In his capacity as New York’s health commissioner, McDonald has not explicitly advocated for authorization and funding of overdose prevention centers.

“It took years to get where we got [in Rhode Island]; it was a lot of conversations,” McDonald said in an interview Monday. “And what I have found is that it’s really helpful to have conversations with lots of people, hear their points of view and then try to see what makes sense.”

International research out of Europe, Canada and Australia shows that overdose prevention centers, also known as supervised or safe injection sites, are associated with reduced crime and public drug use. They also produced lower demand for health care and emergency response services and increased access to substance use treatment in countries where they operate.

Not one person has died of a drug overdose while at a center, including the two in New York City, experts said.

The Hochul administration will soon be forced to detail its position in writing when it comes to using opioid settlement funds for the centers: The state’s 21-member Opioid Settlement Fund Advisory Board, established in 2022, is recommending for a second time that New York devote some of the settlement proceeds to overdose prevention centers.

The board on Wednesday sent its latest set of recommendations to state officials. Under state law, the governor’s administration must provide a written explanation within 14 days of any decision to reject a recommendation by the board.

“At this point, the omission of OPCs from the state’s strategy and the silence around their existence is embarrassing,” Toni Smith, New York state director for the Drug Policy Alliance, said during a board meeting Tuesday.

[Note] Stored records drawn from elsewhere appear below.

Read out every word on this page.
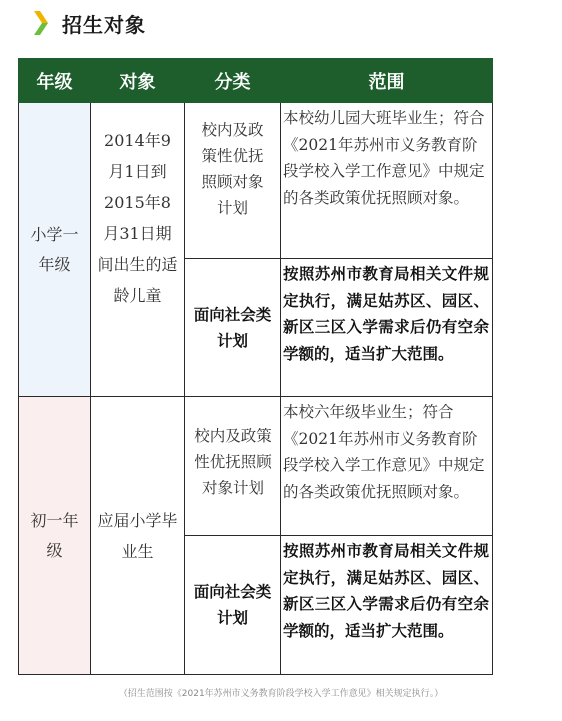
招生对象
年级	对象	分类	范围
小学一年级	2014年9月1日到 2015年8月31日期间出生的适龄儿童	校内及政策性优抚照顾对象计划	本校幼儿园大班毕业生；符合《2021年苏州市义务教育阶段学校入学工作意见》中规定的各类政策优抚照顾对象。
		面向社会类计划	按照苏州市教育局相关文件规定执行，满足姑苏区、园区、新区三区入学需求后仍有空余学额的，适当扩大范围。
初一年级	应届小学毕业生	校内及政策性优抚照顾对象计划	本校六年级毕业生；符合《2021年苏州市义务教育阶段学校入学工作意见》中规定的各类政策优抚照顾对象。
		面向社会类计划	按照苏州市教育局相关文件规定执行，满足姑苏区、园区、新区三区入学需求后仍有空余学额的，适当扩大范围。
（招生范围按《2021年苏州市义务教育阶段学校入学工作意见》相关规定执行。）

Chinazo Cunningham, commissioner of the state Office of Addiction Services and Supports and a Hochul appointee, rejected the board's proposal last year to direct funding to overdose prevention centers, arguing that it would violate state and federal laws.

Federal law makes it a felony to knowingly open or maintain any place for the purpose of using controlled substances, although in New York City, law enforcement agreed not to interfere with overdose prevention centers’ operations or bring any related criminal actions.

“One of the things that would really help us is if the federal government would be perhaps a little more vocal about what their position on this is,” McDonald said in an interview. “Sometimes when the federal government is more transparent, it gives states more comfort. And I think that’s what states are looking for.”

Members of the Opioid Settlement Fund Advisory Board are hoping that, by purposefully reframing their recommendation to more explicitly focus on research, they might win over Hochul this time around.

Specifically, the board recommended the state authorize a research-based overdose prevention center, which would work with academic institutions to develop, plan and evaluate the model from the ground up.

Smith, of the Drug Policy Alliance, noted the federal government is already funding similar research work by NYU Langone Health and Brown University’s School of Public Health to evaluate the impact and outcomes of overdose prevention centers in New York City and Providence, R.I.

U.S. Attorney Damian Williams has said the city's two centers are operating unlawfully until New York policymakers take action to authorize them.

“It’s an open secret that it’s her — she’s the barrier,” Smith said in an interview, referring to Hochul. “The state needs to act.”